The bill’s two sponsors are senators Thomas McElveen (D-Sumter) and Vincent Sheheen (D-Camden), who represents a good part of Chesterfield County.

The other “animal bill” allows the issuing of “No More Homeless Pets” license plates.

Once the plates make a profit, that money would go to grants to support local animal spaying and neutering programs.

Sen.

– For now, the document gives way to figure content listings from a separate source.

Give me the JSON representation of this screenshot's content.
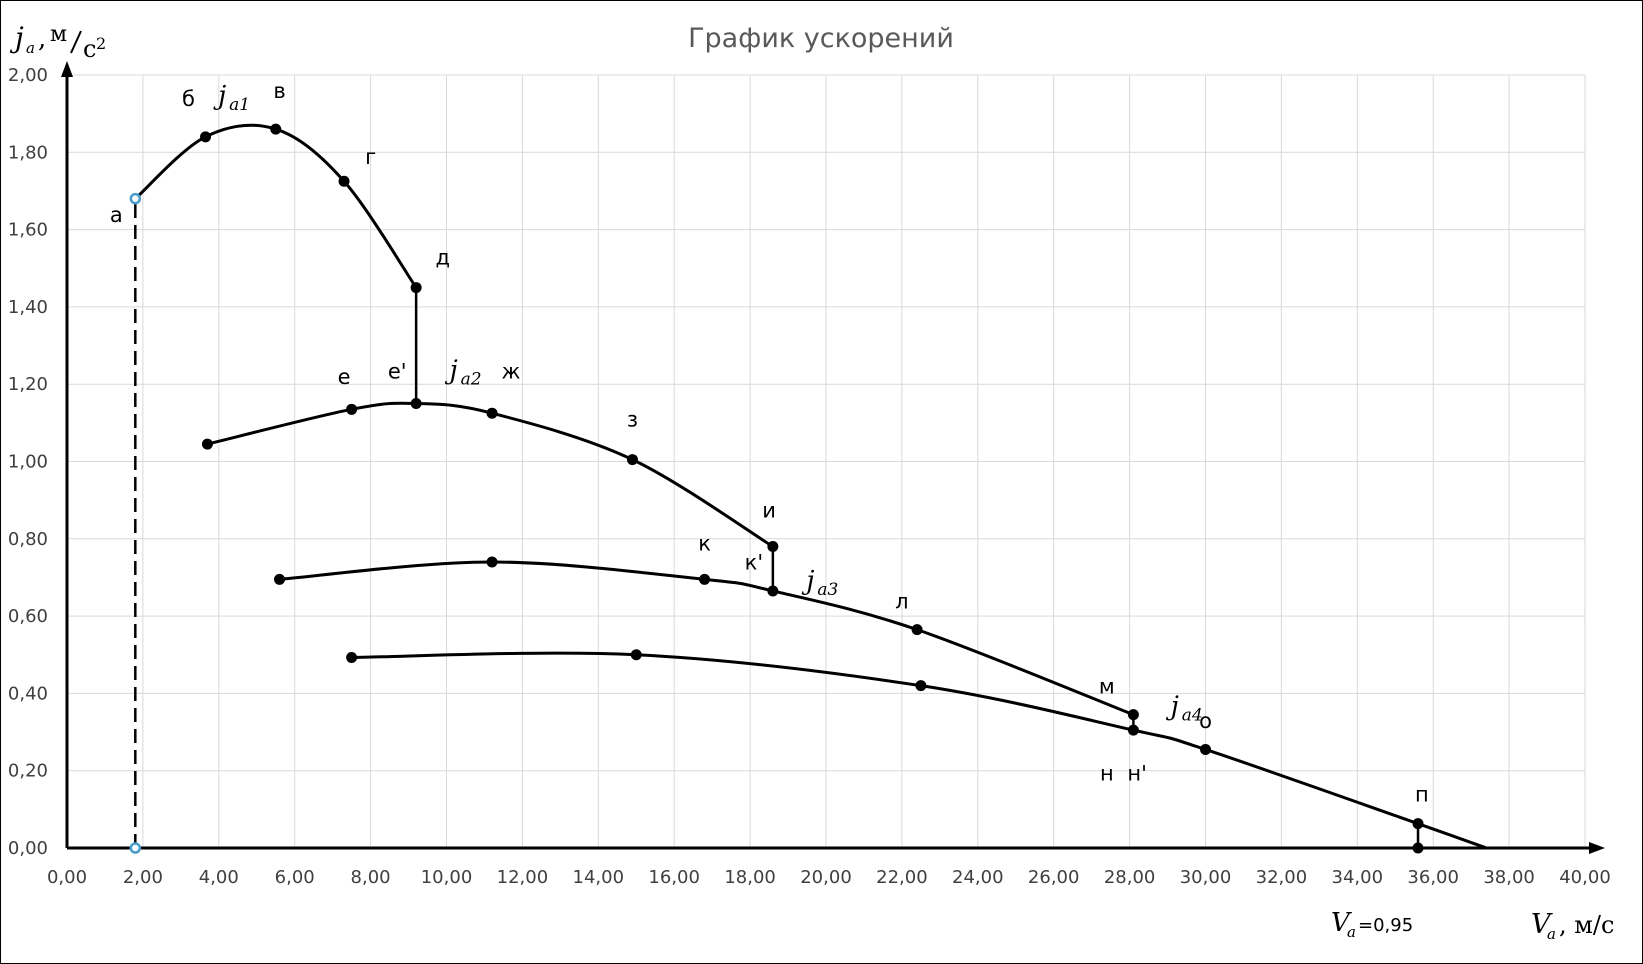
{
  "chart_data": {
    "type": "line",
    "title": "График ускорений",
    "ylabel": {
      "main": "j",
      "sub": "a",
      "unit": ", м/с²",
      "unit_num": "м",
      "unit_den": "с",
      "unit_exp": "2"
    },
    "xlabel": {
      "main": "V",
      "sub": "a",
      "unit": ", м/с"
    },
    "annotation": {
      "main": "V",
      "sub": "a",
      "text": "=0,95"
    },
    "xlim": [
      0,
      40
    ],
    "ylim": [
      0,
      2
    ],
    "x_ticks": [
      "0,00",
      "2,00",
      "4,00",
      "6,00",
      "8,00",
      "10,00",
      "12,00",
      "14,00",
      "16,00",
      "18,00",
      "20,00",
      "22,00",
      "24,00",
      "26,00",
      "28,00",
      "30,00",
      "32,00",
      "34,00",
      "36,00",
      "38,00",
      "40,00"
    ],
    "y_ticks": [
      "0,00",
      "0,20",
      "0,40",
      "0,60",
      "0,80",
      "1,00",
      "1,20",
      "1,40",
      "1,60",
      "1,80",
      "2,00"
    ],
    "grid": true,
    "colors": {
      "line": "#000000",
      "grid": "#d9d9d9",
      "start_marker": "#4a9cc8"
    },
    "series": [
      {
        "name": "ja1",
        "label_main": "j",
        "label_sub": "a1",
        "x": [
          1.8,
          3.65,
          5.5,
          7.3,
          9.2
        ],
        "y": [
          1.68,
          1.84,
          1.86,
          1.725,
          1.45
        ]
      },
      {
        "name": "ja2",
        "label_main": "j",
        "label_sub": "a2",
        "x": [
          3.7,
          7.5,
          9.2,
          11.2,
          14.9,
          18.6
        ],
        "y": [
          1.045,
          1.135,
          1.15,
          1.125,
          1.005,
          0.78
        ]
      },
      {
        "name": "ja3",
        "label_main": "j",
        "label_sub": "a3",
        "x": [
          5.6,
          11.2,
          16.8,
          18.6,
          22.4,
          28.1
        ],
        "y": [
          0.695,
          0.74,
          0.695,
          0.665,
          0.565,
          0.345
        ]
      },
      {
        "name": "ja4",
        "label_main": "j",
        "label_sub": "a4",
        "x": [
          7.5,
          15.0,
          22.5,
          28.1,
          30.0,
          35.6,
          37.4
        ],
        "y": [
          0.493,
          0.5,
          0.42,
          0.305,
          0.255,
          0.063,
          0.0
        ]
      }
    ],
    "transitions": [
      {
        "x": [
          1.8,
          1.8
        ],
        "y": [
          0.0,
          1.68
        ],
        "dashed": true
      },
      {
        "x": [
          9.2,
          9.2
        ],
        "y": [
          1.45,
          1.15
        ],
        "dashed": false
      },
      {
        "x": [
          18.6,
          18.6
        ],
        "y": [
          0.78,
          0.665
        ],
        "dashed": false
      },
      {
        "x": [
          28.1,
          28.1
        ],
        "y": [
          0.345,
          0.305
        ],
        "dashed": false
      },
      {
        "x": [
          35.6,
          35.6
        ],
        "y": [
          0.063,
          0.0
        ],
        "dashed": false
      }
    ],
    "markers": [
      {
        "x": 1.8,
        "y": 1.68,
        "style": "start"
      },
      {
        "x": 1.8,
        "y": 0.0,
        "style": "start"
      },
      {
        "x": 3.65,
        "y": 1.84
      },
      {
        "x": 5.5,
        "y": 1.86
      },
      {
        "x": 7.3,
        "y": 1.725
      },
      {
        "x": 9.2,
        "y": 1.45
      },
      {
        "x": 3.7,
        "y": 1.045
      },
      {
        "x": 7.5,
        "y": 1.135
      },
      {
        "x": 9.2,
        "y": 1.15
      },
      {
        "x": 11.2,
        "y": 1.125
      },
      {
        "x": 14.9,
        "y": 1.005
      },
      {
        "x": 18.6,
        "y": 0.78
      },
      {
        "x": 5.6,
        "y": 0.695
      },
      {
        "x": 11.2,
        "y": 0.74
      },
      {
        "x": 16.8,
        "y": 0.695
      },
      {
        "x": 18.6,
        "y": 0.665
      },
      {
        "x": 22.4,
        "y": 0.565
      },
      {
        "x": 28.1,
        "y": 0.345
      },
      {
        "x": 7.5,
        "y": 0.493
      },
      {
        "x": 15.0,
        "y": 0.5
      },
      {
        "x": 22.5,
        "y": 0.42
      },
      {
        "x": 28.1,
        "y": 0.305
      },
      {
        "x": 30.0,
        "y": 0.255
      },
      {
        "x": 35.6,
        "y": 0.063
      },
      {
        "x": 35.6,
        "y": 0.0
      }
    ],
    "point_labels": [
      {
        "text": "а",
        "x": 1.3,
        "y": 1.62
      },
      {
        "text": "б",
        "x": 3.2,
        "y": 1.92
      },
      {
        "text": "в",
        "x": 5.6,
        "y": 1.94
      },
      {
        "text": "г",
        "x": 8.0,
        "y": 1.77
      },
      {
        "text": "д",
        "x": 9.9,
        "y": 1.51
      },
      {
        "text": "е",
        "x": 7.3,
        "y": 1.2
      },
      {
        "text": "е'",
        "x": 8.7,
        "y": 1.215
      },
      {
        "text": "ж",
        "x": 11.7,
        "y": 1.215
      },
      {
        "text": "з",
        "x": 14.9,
        "y": 1.09
      },
      {
        "text": "и",
        "x": 18.5,
        "y": 0.855
      },
      {
        "text": "к",
        "x": 16.8,
        "y": 0.77
      },
      {
        "text": "к'",
        "x": 18.1,
        "y": 0.72
      },
      {
        "text": "л",
        "x": 22.0,
        "y": 0.62
      },
      {
        "text": "м",
        "x": 27.4,
        "y": 0.4
      },
      {
        "text": "о",
        "x": 30.0,
        "y": 0.31
      },
      {
        "text": "н",
        "x": 27.4,
        "y": 0.175
      },
      {
        "text": "н'",
        "x": 28.2,
        "y": 0.175
      },
      {
        "text": "п",
        "x": 35.7,
        "y": 0.12
      }
    ],
    "series_labels": [
      {
        "series": "ja1",
        "x": 4.3,
        "y": 1.925
      },
      {
        "series": "ja2",
        "x": 10.4,
        "y": 1.215
      },
      {
        "series": "ja3",
        "x": 19.8,
        "y": 0.67
      },
      {
        "series": "ja4",
        "x": 29.4,
        "y": 0.345
      }
    ]
  }
}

Sheheen is this bill’s sponsor.

Both bills are now in a House committee.

 

The House passed a bill last week that will enable you to check a box on your state income tax form to donate to “Habitat for Humanity.”

Among the sponsors are representatives Greg Duckworth (R-North Myrtle Beach), Roger Kirby (D-Lake City), Robert Ridgeway (D-Manning), Mike Ryhal (R-Carolina Forest), Jeff Johnson (R-Conway), Richie Yow (R-Chesterfield), Grady Brown (D-Bishopville) and Robert Williams (D-Darlington).

The bill is now in the Senate.

 

The House also passed a bill that will allow a county that has a barrier island or a municipality within such county to pass a law that would allow you to operate a golf cart at night if that cart has working lights.

That would apply to Horry and Georgetown counties.

The bill’s two sponsors are both from the Hilton Head area.

The bill is now in the Senate.

 

And the House passed a bill Wednesday (4/27) that would add a valid South Carolina Concealed Weapons Permit to the list of identification forms/cards that will enable you to vote.

Among the sponsors of the bill are Representatives Alan Clemmons (R-Myrtle Beach), Jeff Johnson (R-Conway), Richie Yow (R-Chesterfield), Robert Williams (D-Darlington), Jay Jordan (R-Florence), Stephen Goldfinch (R-Murrells Inlet), Greg Duckworth (R-North Myrtle Beach), Wayne George (D-Mullins), Jackie Hayes (D-Dillon), Russell Fry (R-Surfside Beach), Kevin Hardee (R-Loris), Mike Ryhal (R-Carolina Forest), Roger Kirby (D-Lake City) and Cezar McKnight (D-Kingstree).

The bill is now in the Senate.

 

And another bill that passed both chambers will make each January 17 “Eartha Kitt Day” in South Carolina.

The day won’t mean any time off from a work or a disruption in state services but it recognizes Kitt, who was born January 17, 1927, in North, South Carolina, in Orangeburg County.

Kitt was a noted actress and singer, and won a couple Emmy Awards.

Orson Welles once called her “most exciting woman in the world”.

Eartha Kitt died on Christmas Day, 2008, at the age of 81.

One of the bill’s sponsors is Rep. Cezar McKnight (D-Kingstree).

The House passed the bill unanimously but six senators voted “nay.”

None of those six opposing votes came from local lawmakers.

The bill becomes law upon the approval of Governor Haley.